El nuevo álbum de Beyoncé Giselle Knowles (Houston, 1981), el homónimo Beyoncé, arranca con una pregunta: ¿Cuál es tu aspiración en la vida? Ella, después de un suspiro, responde: «Ser feliz». Una buena parte de la felicidad de una pop-star pasa por estar ahí, deslumbrando, haciendo sentir a los fans que siguen a alguien muy especial. Y, aunque muchos la daban por caída en la guerra de los charts mundiales con la irrupción de Miley Cyrus sobre una bola de derribo, lo cierto es que Beyoncé está muy viva. En un abrir y cerrar de ojos ha dado el golpe de autoridad exigible a su nivel: generar números vertiginosos de ventas.
Para ello se ha diseñado una estrategia comercial nada común en el mundo mainstream: editar su nuevo disco por sorpresa, sin ningún tipo de avance ni calentamiento previo, directamente en formato digital. Ocurrió a mediados de diciembre. En tres días lo había reventado todo. Según datos de Sony Music, su casa discográfica, despachó en ese período 827.773 copias a través de la tienda on line iTunes, convirtiéndose en el álbum más rápidamente vendido por este medio de la historia. Además, se hizo con el número uno de ventas digitales en 104 países, entre ellos España. No hay que fantasear mucho para ver la sonrisa de la artista confirmando que sí, que esa aspiración en la vida de ser feliz por ahora se está cumpliendo.
Todo ha sido una sorpresa, una gran sorpresa. El pasado 25 de noviembre salía a la venta el deuvedé Life Is But A Dream, un documental sobre la artista que incluía un concierto y un tema nuevo. El cupo navideño parecía totalmente cubierto con este producto. Perfecto para regalar, con gancho para los devotos y sin necesidad de apostar por la novedad. No tenía sentido lanzar un mes después un álbum de estudio, el quinto ya de su carrera. Cualquier esquema promocional vislumbraría esto como un callejón sin salida. Pero ocurrió, dejando claro una vez más que la verdadera innovación en la música pop actual pasa más por el modo de llegar al público que por avanzar en el contenido de lo que se hace llegar.
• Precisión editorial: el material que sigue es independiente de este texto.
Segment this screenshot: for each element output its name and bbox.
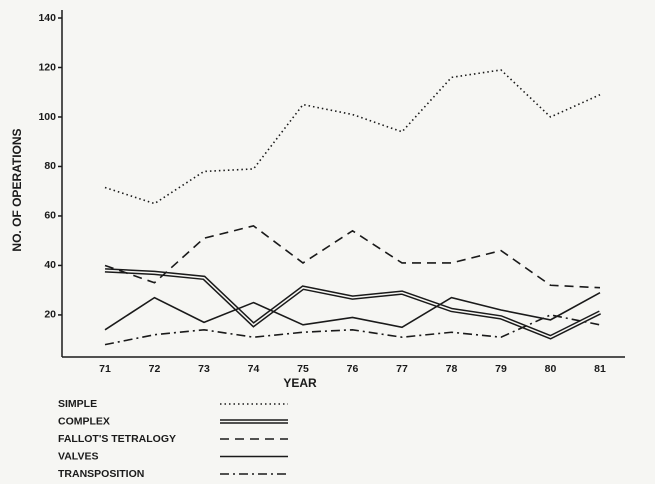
x-tick-label: 71 — [99, 363, 111, 375]
y-tick-label: 40 — [44, 259, 56, 271]
legend-label: TRANSPOSITION — [58, 468, 144, 480]
legend-label: VALVES — [58, 450, 98, 462]
y-axis-label: NO. OF OPERATIONS — [10, 128, 24, 251]
y-tick-label: 80 — [44, 160, 56, 172]
series-line — [104, 291, 601, 331]
x-tick-label: 79 — [495, 363, 507, 375]
y-tick-label: 120 — [38, 61, 56, 73]
x-tick-label: 74 — [248, 363, 260, 375]
series-line — [104, 314, 601, 346]
series-line — [104, 224, 601, 289]
series-line — [104, 69, 601, 205]
legend-label: SIMPLE — [58, 398, 97, 410]
y-tick-label: 60 — [44, 210, 56, 222]
legend-label: COMPLEX — [58, 415, 110, 427]
x-axis-label: YEAR — [283, 376, 317, 390]
x-tick-label: 77 — [396, 363, 408, 375]
series-line-core — [104, 269, 601, 339]
x-tick-label: 76 — [347, 363, 359, 375]
x-tick-label: 72 — [149, 363, 161, 375]
y-tick-label: 100 — [38, 111, 56, 123]
y-tick-label: 140 — [38, 12, 56, 24]
x-tick-label: 73 — [198, 363, 210, 375]
x-tick-label: 75 — [297, 363, 309, 375]
legend-label: FALLOT'S TETRALOGY — [58, 433, 176, 445]
y-tick-label: 20 — [44, 309, 56, 321]
x-tick-label: 80 — [545, 363, 557, 375]
x-tick-label: 78 — [446, 363, 458, 375]
x-tick-label: 81 — [594, 363, 606, 375]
En la nota promocional, Beyoncé apela al contacto directo con los fans «sin ningún filtro». Y así ha llegado al público, ajeno a interferencias previas de la crítica, en su estado puro. Para ello se han tomado todo tipo de precauciones, evitando filtraciones y rumores. Un auténtico milagro viendo el interminable listado de colaboraciones, que incluye a personajes clave de la música negra actual como Timbaland, Justin Timberlake, Pharrell Williams, Frank Ocean o su maridísimo Jay-Z, entre muchos otros.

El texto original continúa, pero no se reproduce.